À l’Île Maurice comportera dans ses plus infimes détails l’empreinte de Jean-Claude Gébert. Des compositions jusqu’aux dernières retouches en studio, le chanteur et multi-instrumentiste a été le seul à avoir travaillé sur toutes les étapes de ce 15-titres. Celui dont la voix et l’image ont vogué sur les ondes mauriciennes pendant 46 ans n’a rien perdu de sa fraîcheur et de sa passion. L’album qu’il lance cette semaine en est une belle preuve pour cette personnalité du monde audiovisuel qui cherche avant tout à rendre hommage au pays.
Jean-Claude Gébert, c’est une voix, un visage et un style qui font intrinsèquement partie du paysage audiovisuel de Maurice. Parlez-lui en et, avant même la fin de la phrase, il vous cite ce 13 février 1970 où le collégien en culottes courtes qui fréquentait les couloirs de la station nationale à la fin des années 60 s’installait enfin en studio. “À cette époque l’apprentissage se faisait à la dure. Nous apprenions sur le tas et il nous fallait toucher à tout.” Marie-Josée Baudot comptait parmi ses aînés et son principal mentor avait été cette grande dame de la Rue Pasteur qu’était alors Manda Boolell.

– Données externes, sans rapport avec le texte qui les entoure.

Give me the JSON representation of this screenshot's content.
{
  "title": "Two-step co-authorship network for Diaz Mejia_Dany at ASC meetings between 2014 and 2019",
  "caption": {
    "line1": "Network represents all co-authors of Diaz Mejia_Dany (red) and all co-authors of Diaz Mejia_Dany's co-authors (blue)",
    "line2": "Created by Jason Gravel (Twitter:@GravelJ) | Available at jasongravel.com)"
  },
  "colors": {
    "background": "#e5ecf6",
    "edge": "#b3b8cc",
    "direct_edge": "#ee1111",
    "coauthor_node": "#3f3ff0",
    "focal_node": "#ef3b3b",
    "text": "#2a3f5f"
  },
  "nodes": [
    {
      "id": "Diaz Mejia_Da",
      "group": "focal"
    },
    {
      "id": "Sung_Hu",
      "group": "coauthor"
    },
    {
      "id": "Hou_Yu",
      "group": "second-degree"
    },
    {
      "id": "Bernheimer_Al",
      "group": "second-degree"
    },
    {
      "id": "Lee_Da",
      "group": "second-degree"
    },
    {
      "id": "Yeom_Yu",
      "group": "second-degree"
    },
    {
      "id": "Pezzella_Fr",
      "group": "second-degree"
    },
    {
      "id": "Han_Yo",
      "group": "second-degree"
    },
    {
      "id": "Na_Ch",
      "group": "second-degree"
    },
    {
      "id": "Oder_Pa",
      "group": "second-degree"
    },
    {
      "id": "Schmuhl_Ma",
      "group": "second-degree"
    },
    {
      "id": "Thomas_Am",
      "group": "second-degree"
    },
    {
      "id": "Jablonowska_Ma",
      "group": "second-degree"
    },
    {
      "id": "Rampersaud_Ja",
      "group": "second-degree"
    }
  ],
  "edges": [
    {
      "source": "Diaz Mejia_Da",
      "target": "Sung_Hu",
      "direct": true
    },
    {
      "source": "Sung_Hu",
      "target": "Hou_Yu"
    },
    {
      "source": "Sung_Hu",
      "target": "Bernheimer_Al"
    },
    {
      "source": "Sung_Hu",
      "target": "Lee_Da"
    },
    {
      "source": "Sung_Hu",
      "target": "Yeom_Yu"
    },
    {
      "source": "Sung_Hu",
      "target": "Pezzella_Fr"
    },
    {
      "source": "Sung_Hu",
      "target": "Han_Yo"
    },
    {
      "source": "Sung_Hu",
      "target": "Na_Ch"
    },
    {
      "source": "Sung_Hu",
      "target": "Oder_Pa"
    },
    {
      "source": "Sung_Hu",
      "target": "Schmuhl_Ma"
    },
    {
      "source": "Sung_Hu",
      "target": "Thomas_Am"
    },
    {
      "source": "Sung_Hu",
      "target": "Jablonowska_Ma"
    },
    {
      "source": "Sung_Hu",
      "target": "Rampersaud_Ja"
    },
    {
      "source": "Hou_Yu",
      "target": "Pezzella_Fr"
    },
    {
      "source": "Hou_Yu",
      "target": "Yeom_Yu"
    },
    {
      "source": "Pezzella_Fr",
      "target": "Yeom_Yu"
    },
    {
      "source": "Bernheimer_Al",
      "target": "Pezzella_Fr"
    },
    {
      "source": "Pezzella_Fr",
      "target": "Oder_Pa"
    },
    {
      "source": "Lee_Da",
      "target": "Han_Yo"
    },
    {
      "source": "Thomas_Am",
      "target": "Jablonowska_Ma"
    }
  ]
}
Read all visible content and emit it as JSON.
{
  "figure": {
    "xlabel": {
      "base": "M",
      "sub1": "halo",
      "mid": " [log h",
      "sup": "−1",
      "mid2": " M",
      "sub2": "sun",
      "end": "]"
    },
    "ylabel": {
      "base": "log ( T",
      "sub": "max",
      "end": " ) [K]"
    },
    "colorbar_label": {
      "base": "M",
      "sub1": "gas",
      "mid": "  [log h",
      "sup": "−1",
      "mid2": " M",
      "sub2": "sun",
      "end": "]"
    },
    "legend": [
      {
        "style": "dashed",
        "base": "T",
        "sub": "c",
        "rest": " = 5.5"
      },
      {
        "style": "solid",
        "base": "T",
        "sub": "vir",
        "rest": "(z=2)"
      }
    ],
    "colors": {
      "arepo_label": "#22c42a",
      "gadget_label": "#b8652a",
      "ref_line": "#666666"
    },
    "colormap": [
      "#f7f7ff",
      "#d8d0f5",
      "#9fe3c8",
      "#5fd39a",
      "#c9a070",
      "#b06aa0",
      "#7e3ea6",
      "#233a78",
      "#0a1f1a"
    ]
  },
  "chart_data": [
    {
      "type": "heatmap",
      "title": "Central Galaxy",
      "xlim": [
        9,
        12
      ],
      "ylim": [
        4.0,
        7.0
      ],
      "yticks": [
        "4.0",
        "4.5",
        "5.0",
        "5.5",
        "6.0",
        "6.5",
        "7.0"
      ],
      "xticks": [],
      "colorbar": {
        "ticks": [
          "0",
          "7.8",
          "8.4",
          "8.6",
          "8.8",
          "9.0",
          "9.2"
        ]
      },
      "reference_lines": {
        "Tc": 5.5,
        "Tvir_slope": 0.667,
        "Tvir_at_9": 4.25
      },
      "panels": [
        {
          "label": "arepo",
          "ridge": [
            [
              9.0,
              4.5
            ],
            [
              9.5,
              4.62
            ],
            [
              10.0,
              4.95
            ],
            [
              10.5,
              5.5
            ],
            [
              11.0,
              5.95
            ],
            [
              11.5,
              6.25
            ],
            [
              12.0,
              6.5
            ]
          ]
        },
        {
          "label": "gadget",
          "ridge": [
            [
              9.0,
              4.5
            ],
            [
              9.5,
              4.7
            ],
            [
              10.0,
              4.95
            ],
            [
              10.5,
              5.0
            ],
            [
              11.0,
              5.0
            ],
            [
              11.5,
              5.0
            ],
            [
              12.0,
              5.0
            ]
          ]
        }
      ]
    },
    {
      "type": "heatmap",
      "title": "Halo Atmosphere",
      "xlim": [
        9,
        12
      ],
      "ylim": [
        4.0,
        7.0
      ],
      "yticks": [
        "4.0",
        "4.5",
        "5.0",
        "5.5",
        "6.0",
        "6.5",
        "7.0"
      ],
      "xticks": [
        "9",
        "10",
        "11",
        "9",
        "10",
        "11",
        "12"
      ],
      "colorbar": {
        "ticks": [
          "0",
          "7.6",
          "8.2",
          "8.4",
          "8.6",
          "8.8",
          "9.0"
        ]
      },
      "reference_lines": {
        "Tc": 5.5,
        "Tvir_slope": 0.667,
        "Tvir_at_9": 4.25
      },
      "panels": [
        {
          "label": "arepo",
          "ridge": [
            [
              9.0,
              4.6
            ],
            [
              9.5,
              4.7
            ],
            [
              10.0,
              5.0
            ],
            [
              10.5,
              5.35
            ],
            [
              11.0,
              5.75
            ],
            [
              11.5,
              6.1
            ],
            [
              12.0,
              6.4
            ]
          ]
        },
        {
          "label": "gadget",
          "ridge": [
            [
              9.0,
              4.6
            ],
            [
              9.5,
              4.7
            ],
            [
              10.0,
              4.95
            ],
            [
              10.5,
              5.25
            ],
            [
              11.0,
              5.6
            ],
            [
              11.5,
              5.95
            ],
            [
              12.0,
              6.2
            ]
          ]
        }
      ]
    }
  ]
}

Après la MBC, il y a eu les radios privées, l’animation ou encore la publicité, domaine dans lequel il a aussi été formé et où il a travaillé durant une certaine époque. Quarante-six ans ont passé, et Jean-Claude Gébert a accompagné au moins trois générations de téléspectateurs et d’auditeurs dans ce qui est pour lui un grand terrain de jeu. Jamais fatigué de tout cela : “Mon épouse me dit d’ailleurs souvent que je ne travaille pas, mais que je me fais plaisir en vivant ma passion.”